Cards bettingAs mentioned in our piece about Corner Betting, there are a few markets that offer a little bit more value to them than some of the most popular lines out there. The vast majority of bettors will automatically look towards the likes of the 1X2 or Correct Score markets, but venturing into the world of Card Betting tends to be the reserve of the more expansive punter.

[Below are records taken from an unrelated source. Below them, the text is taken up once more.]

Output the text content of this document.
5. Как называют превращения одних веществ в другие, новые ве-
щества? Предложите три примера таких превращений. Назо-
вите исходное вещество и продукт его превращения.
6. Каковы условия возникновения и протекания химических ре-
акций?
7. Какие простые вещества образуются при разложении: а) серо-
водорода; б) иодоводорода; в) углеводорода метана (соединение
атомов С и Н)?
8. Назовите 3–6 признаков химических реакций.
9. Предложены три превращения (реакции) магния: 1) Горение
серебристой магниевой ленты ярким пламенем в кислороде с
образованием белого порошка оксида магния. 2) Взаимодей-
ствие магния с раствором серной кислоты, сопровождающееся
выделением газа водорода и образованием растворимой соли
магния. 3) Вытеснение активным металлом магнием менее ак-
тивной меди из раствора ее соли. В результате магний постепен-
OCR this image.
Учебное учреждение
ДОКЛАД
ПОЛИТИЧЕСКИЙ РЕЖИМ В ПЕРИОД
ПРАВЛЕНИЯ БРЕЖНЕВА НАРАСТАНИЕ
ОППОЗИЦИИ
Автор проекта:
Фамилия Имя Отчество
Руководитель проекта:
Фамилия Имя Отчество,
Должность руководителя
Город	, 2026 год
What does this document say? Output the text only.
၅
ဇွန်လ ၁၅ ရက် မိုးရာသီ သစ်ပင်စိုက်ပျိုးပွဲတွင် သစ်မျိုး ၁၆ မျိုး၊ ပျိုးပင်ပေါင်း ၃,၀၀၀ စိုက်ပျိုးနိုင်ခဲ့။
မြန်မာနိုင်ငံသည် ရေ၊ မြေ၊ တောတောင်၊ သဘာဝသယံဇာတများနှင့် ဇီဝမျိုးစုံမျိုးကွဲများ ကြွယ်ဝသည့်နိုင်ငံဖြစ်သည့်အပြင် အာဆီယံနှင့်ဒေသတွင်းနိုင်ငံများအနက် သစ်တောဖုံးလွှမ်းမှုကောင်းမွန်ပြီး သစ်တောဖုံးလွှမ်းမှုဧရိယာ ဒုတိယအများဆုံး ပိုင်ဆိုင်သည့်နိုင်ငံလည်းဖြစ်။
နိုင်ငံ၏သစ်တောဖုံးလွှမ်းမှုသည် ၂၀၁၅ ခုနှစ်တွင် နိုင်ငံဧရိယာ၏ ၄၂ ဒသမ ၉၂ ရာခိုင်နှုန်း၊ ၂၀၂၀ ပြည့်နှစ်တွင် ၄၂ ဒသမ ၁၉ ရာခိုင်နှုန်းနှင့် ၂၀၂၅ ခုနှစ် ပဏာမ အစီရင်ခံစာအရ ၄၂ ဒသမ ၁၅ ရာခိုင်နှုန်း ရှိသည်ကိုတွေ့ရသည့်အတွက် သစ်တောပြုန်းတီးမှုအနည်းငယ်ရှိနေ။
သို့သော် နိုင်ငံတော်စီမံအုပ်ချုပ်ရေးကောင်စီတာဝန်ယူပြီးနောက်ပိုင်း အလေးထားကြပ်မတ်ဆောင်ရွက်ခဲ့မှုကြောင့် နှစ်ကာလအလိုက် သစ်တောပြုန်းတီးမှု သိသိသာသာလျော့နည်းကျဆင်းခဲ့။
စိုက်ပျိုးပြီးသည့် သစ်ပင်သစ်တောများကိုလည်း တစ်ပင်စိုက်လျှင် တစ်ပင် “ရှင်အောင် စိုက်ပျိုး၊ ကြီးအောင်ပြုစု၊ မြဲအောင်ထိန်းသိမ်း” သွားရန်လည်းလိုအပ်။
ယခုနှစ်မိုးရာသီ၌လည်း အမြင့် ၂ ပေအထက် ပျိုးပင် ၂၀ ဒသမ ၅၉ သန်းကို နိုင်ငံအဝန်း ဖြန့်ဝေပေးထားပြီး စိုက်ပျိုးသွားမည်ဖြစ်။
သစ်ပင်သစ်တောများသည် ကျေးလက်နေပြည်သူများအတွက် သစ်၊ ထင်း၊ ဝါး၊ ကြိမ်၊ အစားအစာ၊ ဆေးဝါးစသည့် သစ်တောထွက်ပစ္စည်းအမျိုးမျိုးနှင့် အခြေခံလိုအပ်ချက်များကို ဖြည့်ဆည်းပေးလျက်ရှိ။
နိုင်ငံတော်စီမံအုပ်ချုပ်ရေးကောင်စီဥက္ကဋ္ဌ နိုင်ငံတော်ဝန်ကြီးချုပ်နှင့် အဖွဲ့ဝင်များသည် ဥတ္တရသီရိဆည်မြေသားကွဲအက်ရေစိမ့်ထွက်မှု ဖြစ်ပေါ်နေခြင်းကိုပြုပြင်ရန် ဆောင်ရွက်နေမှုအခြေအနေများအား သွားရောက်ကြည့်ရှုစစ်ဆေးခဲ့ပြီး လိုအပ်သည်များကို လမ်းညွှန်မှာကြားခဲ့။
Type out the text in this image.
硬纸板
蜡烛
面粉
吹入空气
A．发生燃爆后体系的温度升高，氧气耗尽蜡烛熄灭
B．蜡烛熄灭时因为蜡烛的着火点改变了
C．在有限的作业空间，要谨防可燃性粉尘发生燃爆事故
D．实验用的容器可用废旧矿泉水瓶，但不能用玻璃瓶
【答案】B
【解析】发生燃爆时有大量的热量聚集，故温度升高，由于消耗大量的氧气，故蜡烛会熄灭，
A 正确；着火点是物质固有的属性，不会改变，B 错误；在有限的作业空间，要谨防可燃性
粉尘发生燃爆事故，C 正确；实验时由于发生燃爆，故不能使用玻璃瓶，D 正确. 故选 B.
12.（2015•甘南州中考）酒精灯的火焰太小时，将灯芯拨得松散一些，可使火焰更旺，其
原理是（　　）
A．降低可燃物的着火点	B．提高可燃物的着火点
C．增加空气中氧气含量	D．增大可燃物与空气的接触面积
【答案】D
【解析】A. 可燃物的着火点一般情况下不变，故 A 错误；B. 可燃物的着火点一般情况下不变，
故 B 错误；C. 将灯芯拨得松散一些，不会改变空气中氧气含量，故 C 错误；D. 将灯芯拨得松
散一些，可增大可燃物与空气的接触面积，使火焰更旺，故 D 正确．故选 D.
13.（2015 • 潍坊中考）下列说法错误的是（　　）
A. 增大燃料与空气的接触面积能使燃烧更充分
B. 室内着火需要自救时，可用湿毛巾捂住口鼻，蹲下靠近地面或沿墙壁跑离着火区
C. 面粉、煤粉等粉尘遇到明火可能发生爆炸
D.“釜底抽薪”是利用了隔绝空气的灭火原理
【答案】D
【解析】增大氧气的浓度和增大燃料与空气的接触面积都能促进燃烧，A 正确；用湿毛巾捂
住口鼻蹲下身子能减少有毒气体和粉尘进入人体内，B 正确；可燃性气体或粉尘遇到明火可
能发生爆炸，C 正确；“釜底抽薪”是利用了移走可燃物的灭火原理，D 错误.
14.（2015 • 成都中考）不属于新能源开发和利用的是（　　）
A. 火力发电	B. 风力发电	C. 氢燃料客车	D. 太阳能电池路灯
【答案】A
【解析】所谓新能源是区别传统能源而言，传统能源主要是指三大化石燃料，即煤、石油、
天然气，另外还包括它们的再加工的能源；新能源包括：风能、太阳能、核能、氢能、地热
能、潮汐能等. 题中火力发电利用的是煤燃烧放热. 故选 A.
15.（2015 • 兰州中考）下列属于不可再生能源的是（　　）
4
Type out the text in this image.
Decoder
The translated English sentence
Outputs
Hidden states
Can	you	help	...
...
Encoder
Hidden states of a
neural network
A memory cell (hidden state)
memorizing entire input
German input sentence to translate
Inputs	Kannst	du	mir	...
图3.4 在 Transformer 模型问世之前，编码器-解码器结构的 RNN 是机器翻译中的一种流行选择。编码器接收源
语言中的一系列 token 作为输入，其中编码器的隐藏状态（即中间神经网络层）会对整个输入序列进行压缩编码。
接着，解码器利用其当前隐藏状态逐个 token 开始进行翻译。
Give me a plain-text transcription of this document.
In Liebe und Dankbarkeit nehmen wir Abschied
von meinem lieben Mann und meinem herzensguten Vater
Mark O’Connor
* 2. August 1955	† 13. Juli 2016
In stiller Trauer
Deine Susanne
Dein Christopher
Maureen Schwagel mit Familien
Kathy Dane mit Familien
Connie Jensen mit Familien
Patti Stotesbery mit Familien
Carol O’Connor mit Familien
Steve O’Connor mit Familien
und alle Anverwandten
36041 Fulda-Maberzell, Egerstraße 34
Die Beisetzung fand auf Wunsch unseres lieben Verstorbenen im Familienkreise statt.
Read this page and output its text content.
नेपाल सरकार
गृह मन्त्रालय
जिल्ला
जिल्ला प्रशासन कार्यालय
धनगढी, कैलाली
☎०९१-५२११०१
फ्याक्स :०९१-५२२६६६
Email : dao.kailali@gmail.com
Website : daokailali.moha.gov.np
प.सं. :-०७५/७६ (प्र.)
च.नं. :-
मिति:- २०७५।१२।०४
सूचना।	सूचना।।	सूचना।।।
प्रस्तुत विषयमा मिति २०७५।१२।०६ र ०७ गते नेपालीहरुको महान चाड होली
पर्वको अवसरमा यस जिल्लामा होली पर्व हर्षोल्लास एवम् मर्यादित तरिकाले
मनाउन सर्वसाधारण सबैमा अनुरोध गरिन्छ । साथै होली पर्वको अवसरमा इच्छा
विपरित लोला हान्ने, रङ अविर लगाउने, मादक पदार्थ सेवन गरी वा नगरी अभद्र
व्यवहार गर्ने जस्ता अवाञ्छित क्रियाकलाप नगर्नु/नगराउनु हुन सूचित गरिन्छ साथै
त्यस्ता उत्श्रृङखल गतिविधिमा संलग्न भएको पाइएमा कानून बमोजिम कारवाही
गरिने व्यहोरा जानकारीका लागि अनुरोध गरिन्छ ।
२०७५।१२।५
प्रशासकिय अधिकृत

You can read elsewhere about Booking Points, which is obviously part of Card Betting but isn’t what we’re looking at here. Instead, this is more about the likes of Player to be Shown a Card and Cards Over/Under bets, which are good ones to add into an accumulator to add value.

Player to be Shown a Card

Anytime carded player example

One of the most obvious examples of Card Betting is something that is also really easy to understand. The Player to be Shown a Card market does exactly what it says on the tin, offering you odds on a specific player to be shown either a yellow or red card. This market is only on the 90 minutes of the match plus any stoppage time that is played, so if your chosen player gets booked during a period of extra-time or a penalty shootout having not been booked in the match proper then it will be a losing bet. Here is how it looked when Arsenal played Bayern Munich is the second-leg of the Champions League in 2023-2024:

Player Odds
Aleksandar Pavlovic 9/5
Joshua Kimmich 15/8
Thomas Partey 15/8
Jorginho 2/1
Dayot Upamecano 2/1
Konrad Laimer 21/10
Matthijs de Ligt 9/4
William Saliba 23/10
Jakub Kiwior 23/10
Gabriel Jesus 12/5
Reiss Nelson 9/2

That isn’t the entire list of players that the bookmakers offered odds on, but it gives you a sense of the sort of odds that you’re likely to get. Players that tend to be more combative will obviously have lower odds than those that are perceived to be more likely to avoid conflict in the game. If you’re placing the bet ahead of the teams being announced then you’ll often find that bookies put down virtually all of the names in a squad, even if the players are known to be injured or suspended. If the players that you’ve bet on don’t make it onto the pitch then don’t worry, your bet will usually be made void and your stake returned.

Red Card Markets

Red Card market example

Whilst you will be paid out on the Player to be Shown a Card bet if you place a wager on someone and they’re shown a straight red card, there are other red card markets that you can bet on if you feel confident that there will be one but aren’t 100% sure which player will be send off. Here is how they often look:

Market Odds
Red Card in Match 5/2
Red Card in First-Half 10/1
Red Card in Second-Half 16/5
Home Team to Receive a Red Card 5/1
Away Team to Receive a Red Card 5/1
Both Teams to Receive a Red Card 22/1

It is a way of betting on the red card market without the specificity of trying to work out which player will be shown a red card. As you can see, the fact that red cards are rarer also means that the odds are longer than the majority of the Player to be Shown a Card options, so if you do feel there’s likely to be a red card then it is the better market to place your bet on.

Cards Over/Under

Total Over/Under Cards example

Bookmakers love an Over/Under market, largely because there are plenty of variables in the outcome of it and the bet is decided definitively one way or the other. Here is a look at what it might appear as with the bookies:

Over/Under Amount Over Odds Under Odds
0.5 Cards N/A 66/1
1.5 Cards N/A 16/1
2.5 Cards 1/25 7/1
3.5 Cards 1/6 10/3
4.5 Cards 1/2 11/8
5.5 Cards 21/20 4/6
6.5 Cards 11/5 2/7
7.5 Cards 9/2 1/10
8.5 Cards 8/1 1/50

There is plenty of information available out there on both how many cards teams tend to receive in matches and how many cards match referees tend to issue, so you can look into it to see which way a match is likely to go and then bet accordingly.

Team Card Betting

Team Red Card Betting example

The final thing that it’s worth mentioning when it comes to Card Betting is that you can place wagers on a few markets around the teams. You can, for example, bet on the Team to Receive the Most Cards, which might look like this:

  • Home Team – 6/5
  • Away Team – 5/4
  • Tie – 7/2

Alternatively, you can look at betting on the Home Team Total Cards or Away Team Total Cards, both of which are Over/Under markets and require you to work out whether the number of cards shown to each team will be Over or Under a certain figure chosen by the bookmaker.